A P/E ratio simply measures the relative price of a stock as compared to its earnings. For example, if the stock paid a $2 per share dividend and the stock cost $20 per share, the stock's P/E ratio would be 10....which means it would take you 10 years to get your $20 back if all things remained the same. A more useful ratio is your debt to equity ratio. For example, if you've long and short term debt of, let's say, $100,000 and you've $20,000 in equity, then your debt to equity ratio would be $100,000/$20,000 = 5. So, your debt to equity ratio would be a 5. Thus, if your next month ratio is 10, you could be mismanaging your life. A debt to equity ratio of 10 could mean that either your debt has gone up to $200,000 or your equity has dropped to $10,000. Knowing these simple ratios is an excellent tool for teaching yourself how to mind as well as manage your own finances. Another ratio is the wealth ratio i.e. Passive income + Portfolio income/Total Expenses e.g. $600 passive + $200 portfolio/$4000 expenses = 0.2; once your passive and portfolio income exceed your expenses, the ratio would be 1 or higher and you would be out of the rat race. 
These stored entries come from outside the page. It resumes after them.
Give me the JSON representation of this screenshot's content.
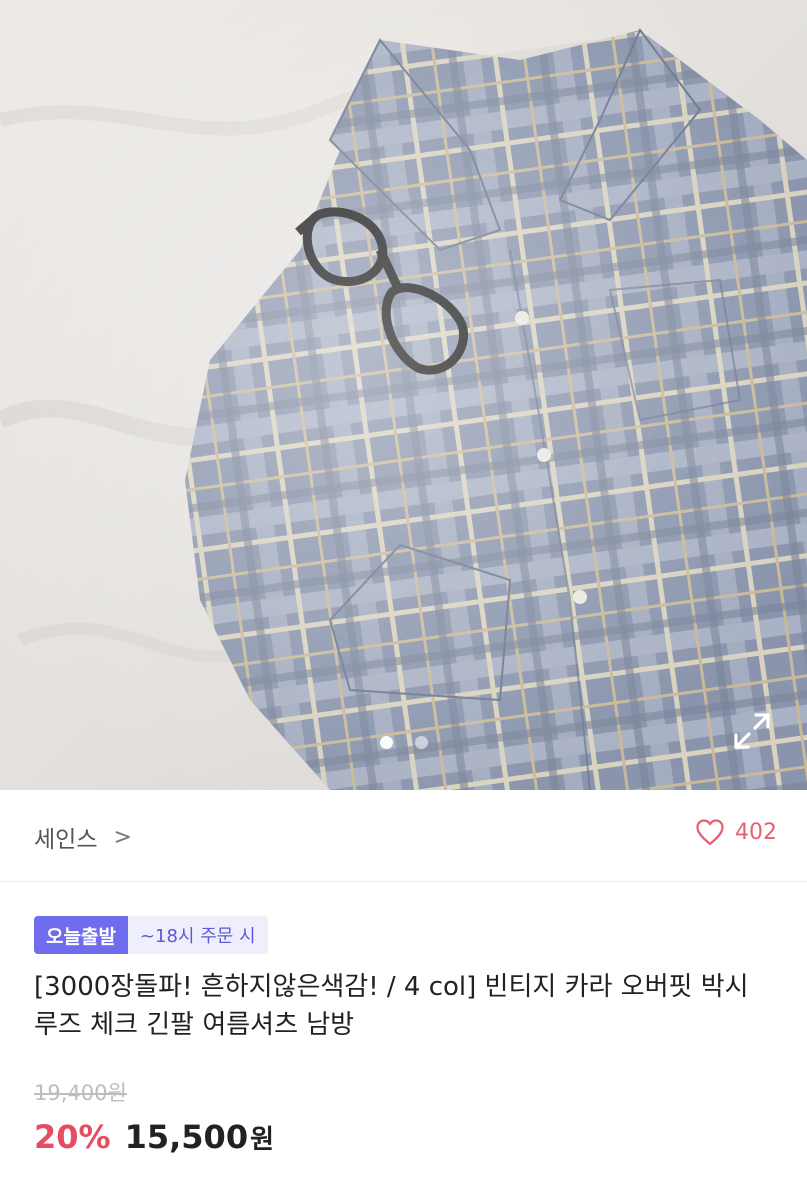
{
  "product_image": {
    "description_icon": "photo-plaid-shirt",
    "carousel_count": 2,
    "carousel_active": 1,
    "expand_icon": "expand-icon"
  },
  "seller": {
    "name": "세인스",
    "chevron": ">"
  },
  "likes": {
    "icon": "heart-icon",
    "count": "402"
  },
  "badges": {
    "main": "오늘출발",
    "sub": "~18시 주문 시"
  },
  "product": {
    "title": "[3000장돌파! 흔하지않은색감! / 4 col] 빈티지 카라 오버핏 박시 루즈 체크 긴팔 여름셔츠 남방",
    "original_price": "19,400원",
    "discount": "20%",
    "price": "15,500",
    "currency": "원"
  },
  "colors": {
    "discount": "#e54d62",
    "badge": "#6f6ded",
    "heart": "#e26173"
  }
}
Also remember, today is the word for winners and tomorrow for losers. Don't procrastinate, start investing today. Metcalfe's law partially explains the quantum leap or exponential burst of wealth. Robert Metcalfe is one of the founders of 3Com and his law states that the economic power of a business is the square of the number in the network e.g. in network marketing businesses. The rich and powerful understand the power of networks. McDonald's is a network of hamburger stands linked throughout the world. General Motors is a network of car dealerships throughout America. Etc.